Streaming LLM output#

Large Language Models produce output token by token, and each token can take some time to generate. If you are waiting for the model to finish the entire response before outputting the result, these times add up quickly!

An alternative to this is streaming: Similar to video streaming, where you don’t wait for the entire video to be downloaded before playing it, you can stream the output of an LLM. In this recipe, we will explore how to do that with langchain_dartmouth!

Note

Many LLMs in the LangChain ecosystem support streaming, not just the ones in langchain_dartmouth! You could replace the model in this notebook with, e.g., ChatOpenAI from langchain_openai, and it would work exactly the same!

Importing and instantiating a model#

Just as we saw in the previous recipe, we will import a chat model and then instantiate it. We will use the streaming parameter, however, to tell the model that we want it to stream its output!

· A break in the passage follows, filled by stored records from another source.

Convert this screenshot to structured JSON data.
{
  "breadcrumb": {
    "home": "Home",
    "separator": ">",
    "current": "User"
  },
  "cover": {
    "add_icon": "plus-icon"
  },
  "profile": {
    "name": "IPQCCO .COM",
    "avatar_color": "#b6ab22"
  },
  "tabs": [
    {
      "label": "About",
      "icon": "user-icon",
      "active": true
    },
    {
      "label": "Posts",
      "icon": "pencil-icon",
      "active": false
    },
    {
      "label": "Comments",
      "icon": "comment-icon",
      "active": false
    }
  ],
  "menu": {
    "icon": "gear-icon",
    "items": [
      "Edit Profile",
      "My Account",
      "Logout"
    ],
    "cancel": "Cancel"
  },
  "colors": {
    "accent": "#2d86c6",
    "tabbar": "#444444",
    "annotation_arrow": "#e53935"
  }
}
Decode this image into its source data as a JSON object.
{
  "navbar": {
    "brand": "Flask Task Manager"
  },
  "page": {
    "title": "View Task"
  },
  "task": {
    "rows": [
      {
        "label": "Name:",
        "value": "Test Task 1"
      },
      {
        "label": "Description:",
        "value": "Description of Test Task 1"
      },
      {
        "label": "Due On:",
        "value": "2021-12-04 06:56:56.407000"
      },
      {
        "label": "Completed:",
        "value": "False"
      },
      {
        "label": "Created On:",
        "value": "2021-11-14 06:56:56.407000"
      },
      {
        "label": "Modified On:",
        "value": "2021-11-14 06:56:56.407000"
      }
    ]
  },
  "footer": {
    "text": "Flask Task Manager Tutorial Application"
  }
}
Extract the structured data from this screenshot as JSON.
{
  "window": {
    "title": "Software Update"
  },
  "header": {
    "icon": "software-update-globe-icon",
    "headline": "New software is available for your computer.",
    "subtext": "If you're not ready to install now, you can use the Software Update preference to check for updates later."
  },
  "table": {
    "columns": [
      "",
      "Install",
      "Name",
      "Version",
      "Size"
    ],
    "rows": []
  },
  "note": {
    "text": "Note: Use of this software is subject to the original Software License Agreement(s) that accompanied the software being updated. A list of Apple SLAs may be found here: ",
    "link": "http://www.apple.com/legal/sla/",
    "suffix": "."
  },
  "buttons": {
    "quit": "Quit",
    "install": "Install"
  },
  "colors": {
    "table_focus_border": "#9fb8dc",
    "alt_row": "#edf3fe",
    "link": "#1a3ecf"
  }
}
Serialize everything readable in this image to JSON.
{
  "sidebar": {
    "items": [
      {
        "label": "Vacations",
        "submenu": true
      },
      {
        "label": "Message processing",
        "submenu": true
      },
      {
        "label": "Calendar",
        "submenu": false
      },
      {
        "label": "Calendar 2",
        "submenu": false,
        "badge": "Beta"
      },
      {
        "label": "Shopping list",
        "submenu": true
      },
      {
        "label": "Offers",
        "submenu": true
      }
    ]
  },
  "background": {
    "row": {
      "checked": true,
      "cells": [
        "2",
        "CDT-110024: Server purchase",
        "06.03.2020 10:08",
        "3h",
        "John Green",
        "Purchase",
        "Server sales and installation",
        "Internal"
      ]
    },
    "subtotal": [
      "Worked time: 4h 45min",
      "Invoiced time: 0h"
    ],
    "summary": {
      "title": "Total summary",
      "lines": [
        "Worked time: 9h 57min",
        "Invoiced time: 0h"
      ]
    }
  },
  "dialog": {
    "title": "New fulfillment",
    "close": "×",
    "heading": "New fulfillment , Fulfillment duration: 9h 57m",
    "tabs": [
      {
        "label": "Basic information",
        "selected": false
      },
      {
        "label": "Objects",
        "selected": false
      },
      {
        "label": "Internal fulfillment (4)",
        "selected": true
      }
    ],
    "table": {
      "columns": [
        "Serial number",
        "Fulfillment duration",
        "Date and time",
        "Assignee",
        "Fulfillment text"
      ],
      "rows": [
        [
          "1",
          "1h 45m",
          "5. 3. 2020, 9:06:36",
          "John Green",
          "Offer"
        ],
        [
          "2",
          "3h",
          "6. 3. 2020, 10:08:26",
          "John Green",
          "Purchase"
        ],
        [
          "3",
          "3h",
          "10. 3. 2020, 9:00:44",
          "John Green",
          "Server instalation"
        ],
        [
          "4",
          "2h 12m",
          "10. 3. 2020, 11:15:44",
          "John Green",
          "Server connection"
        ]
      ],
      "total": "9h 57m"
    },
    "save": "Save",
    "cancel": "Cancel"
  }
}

from langchain_dartmouth.llms import ChatDartmouth
from dotenv import find_dotenv, load_dotenv

load_dotenv(find_dotenv())
True
llm = ChatDartmouth(model_name="meta.llama-3.2-11b-vision-instruct", streaming=True)

Streaming the output#

We could use the invoke method as we did before, but that would still require us to wait for the entire response to be generated before returning. Since we have set our model’s streaming parameter to True, we can instead call the stream method. This will return a generator object. We can then iterate through this generator and print each returned chunk as it is generated:

for chunk in llm.stream("Write a haiku about Dartmouth College"):
    print(chunk.content)
Snow
y
 Han
over


River
 views
 at
 dawn
 rise
 high


D
art
mouth
's
 quiet
 heart

We can see that the chunks came in one by one, because the print function breaks the line after every chunk. We can use the end parameter to avoid that:

for chunk in llm.stream("Write a haiku about Dartmouth College"):
    print(chunk.content, end="")
Ancient Ivy Hall
Lake Sunapee's calm waters
Learning's
 gentle slope

That looks better! Let’s try a longer response to show the benefit of streaming:

for chunk in llm.stream("Write five haiku about Dartmouth College"):
    print(chunk.content, end="")
Here are five haiku about Dartmouth College:

Snow-covered Baker Field
Winter
's peaceful, icy grip
Dartmouth's
 quiet hush

Green River's gentle
Winding path through woods so dark
Summer
's peaceful flow

Lakeside sun sets low
Reflections dance
 upon the
Dartmouth's tranquil lake

Kreindler
 clock tower
Ticking away with gentle
Heart of campus beats
Hanover's Main St
Quaint
 shops and history blend
Dartmouth's charming heart

Summary#

This recipe showed how to stream output from an LLM using the stream method. Streaming long responses makes for a better user experience and a more efficient use of time when working with an LLM interactively.